In a harbinger of things to come, OSHA recently released comprehensive guidance on controlling silica exposures in construction.  The document is over 70 pages and details control methods for a variety of operations in construction, including:

  • Stationary masonry saws
  • Handheld masonry saws
  • Hand-operated grinders
  • Tuckpointing/mortar removal
  • Jackhammers
  • Rotary hammers and similar tools
  • Vehicle-mounted rock drilling rigs
  • Drywall finishing

The two control measures most commonly recommended throughout the document are:

  1. Wet methods, whereby water is sprayed at the source of the silica dust generation thus reducing the dust that can become airborne, and
  2. Vacuum dust systems, whereby grinders or other tools are equipped with a vacuum collection device that captures the silica released at the point of operation.

The document also provides guidance to employers on the current silica permissible exposure limit (PEL) for construction. The current PEL is expressed through millions of particles per cubic foot (mppcf). This “particle count” method is now obsolete and it has been giving the agency enforcement headaches for years. In the guidance document, the agency evaluates the effectiveness of controls not against the silica construction PEL, but against a benchmark 8-hour time-weighted average (TWA) exposure of .1 mg/m3 of respirable silica dust. The agency states that this benchmark level is actually lower than the current construction PEL and thus, for employers following the benchmark level, they will be in compliance with the construction PEL.

The guidance document is also important as an indicator of where OSHA is heading in its upcoming silica rulemaking. The data on which the recommendations in the guidance document are based will be the same as that used by the agency to justify the technological and economic feasibility of a final silica standard.

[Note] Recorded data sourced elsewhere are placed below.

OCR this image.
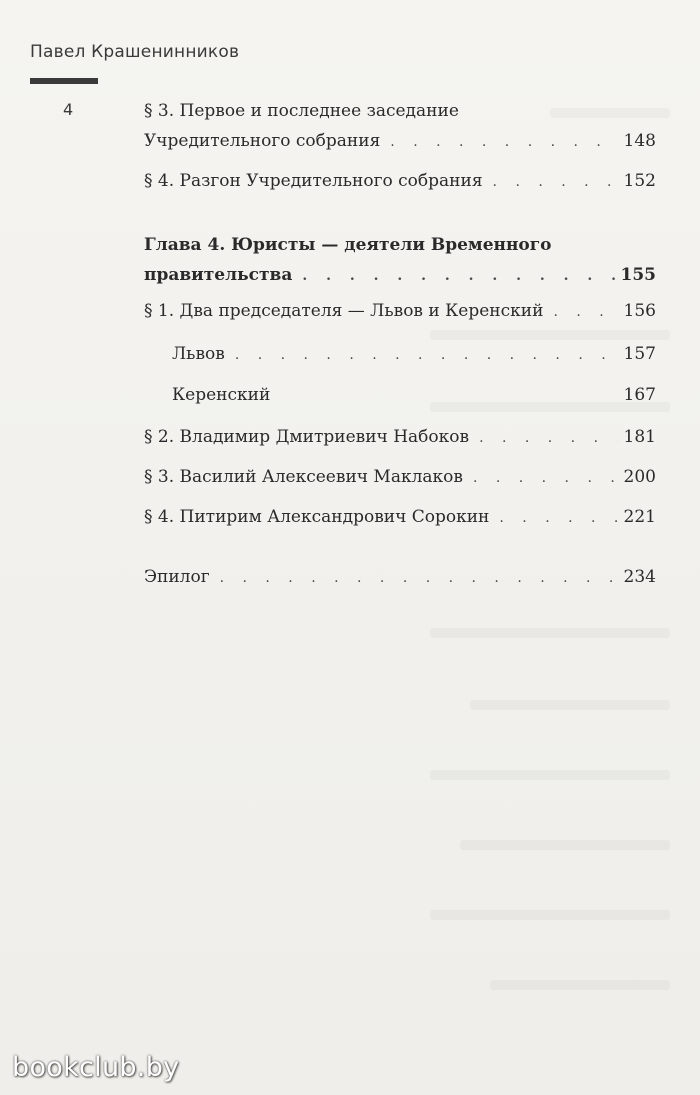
Павел Крашенинников
4	§ 3. Первое и последнее заседание
Учредительного собрания . . .	148
§ 4. Разгон Учредительного собрания . . .	152
Глава 4. Юристы — деятели Временного
правительства . . .	155
§ 1. Два председателя — Львов и Керенский . . .	156
Львов . . .	157
Керенский	167
§ 2. Владимир Дмитриевич Набоков . . .	181
§ 3. Василий Алексеевич Маклаков . . .	200
§ 4. Питирим Александрович Сорокин . . .	221
Эпилог . . .	234
bookclub.by
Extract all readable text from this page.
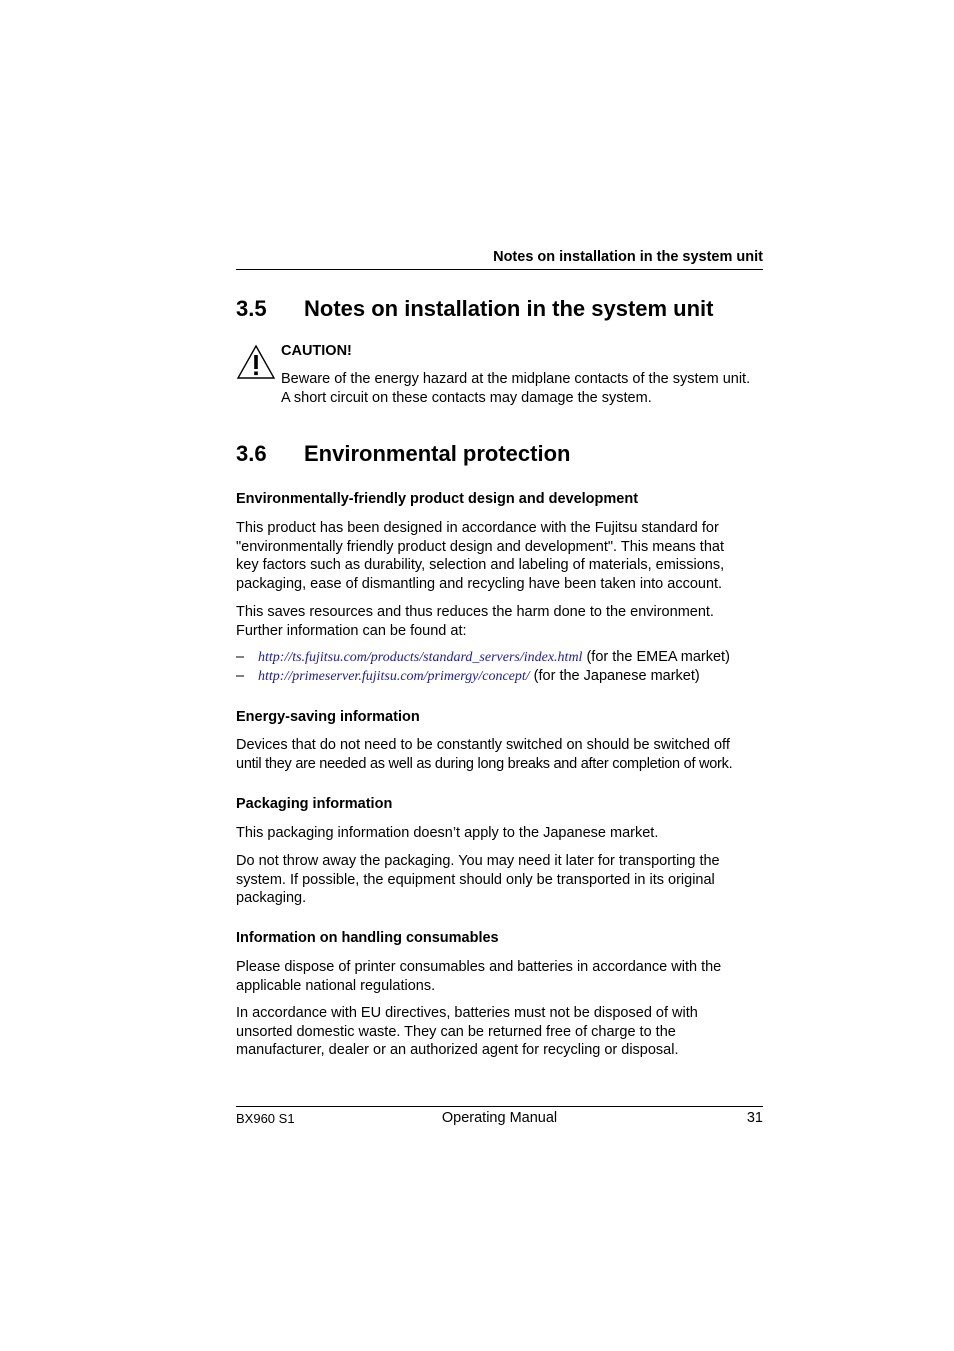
Notes on installation in the system unit
3.5 Notes on installation in the system unit
CAUTION!
Beware of the energy hazard at the midplane contacts of the system unit.
A short circuit on these contacts may damage the system.
3.6 Environmental protection
Environmentally-friendly product design and development
This product has been designed in accordance with the Fujitsu standard for
"environmentally friendly product design and development". This means that
key factors such as durability, selection and labeling of materials, emissions,
packaging, ease of dismantling and recycling have been taken into account.
This saves resources and thus reduces the harm done to the environment.
Further information can be found at:
– http://ts.fujitsu.com/products/standard_servers/index.html (for the EMEA market)
– http://primeserver.fujitsu.com/primergy/concept/ (for the Japanese market)
Energy-saving information
Devices that do not need to be constantly switched on should be switched off
until they are needed as well as during long breaks and after completion of work.
Packaging information
This packaging information doesn’t apply to the Japanese market.
Do not throw away the packaging. You may need it later for transporting the
system. If possible, the equipment should only be transported in its original
packaging.
Information on handling consumables
Please dispose of printer consumables and batteries in accordance with the
applicable national regulations.
In accordance with EU directives, batteries must not be disposed of with
unsorted domestic waste. They can be returned free of charge to the
manufacturer, dealer or an authorized agent for recycling or disposal.
BX960 S1	Operating Manual	31
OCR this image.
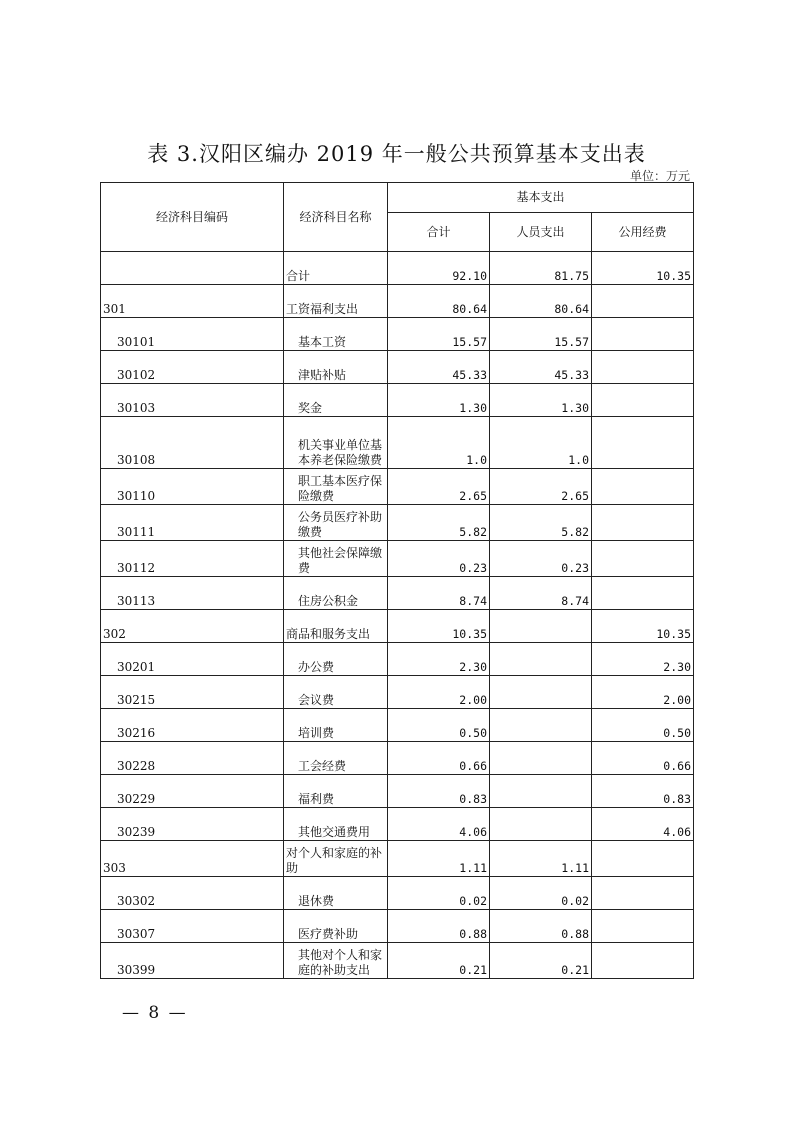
表 3.汉阳区编办 2019 年一般公共预算基本支出表
单位：万元
经济科目编码	经济科目名称	基本支出		
		合计	人员支出	公用经费
	合计	92.10	81.75	10.35
301	工资福利支出	80.64	80.64	
30101	基本工资	15.57	15.57	
30102	津贴补贴	45.33	45.33	
30103	奖金	1.30	1.30	
30108	机关事业单位基本养老保险缴费	1.0	1.0	
30110	职工基本医疗保险缴费	2.65	2.65	
30111	公务员医疗补助缴费	5.82	5.82	
30112	其他社会保障缴费	0.23	0.23	
30113	住房公积金	8.74	8.74	
302	商品和服务支出	10.35		10.35
30201	办公费	2.30		2.30
30215	会议费	2.00		2.00
30216	培训费	0.50		0.50
30228	工会经费	0.66		0.66
30229	福利费	0.83		0.83
30239	其他交通费用	4.06		4.06
303	对个人和家庭的补助	1.11	1.11	
30302	退休费	0.02	0.02	
30307	医疗费补助	0.88	0.88	
30399	其他对个人和家庭的补助支出	0.21	0.21	
— 8 —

OSHA’s silica rulemaking is one of the Obama administration’s highest priorities. The next step in the rulemaking process is for OSHA to conduct a peer review of the proposed rule’s risk assessment and health effects. This early look at the agency’s risk assessment for silica will be valuable in seeing the agency’s plans for the PEL. Will it be lowered? And if so, by how much?

OSHA is focused on silica and the guidance document is just the first of more to come.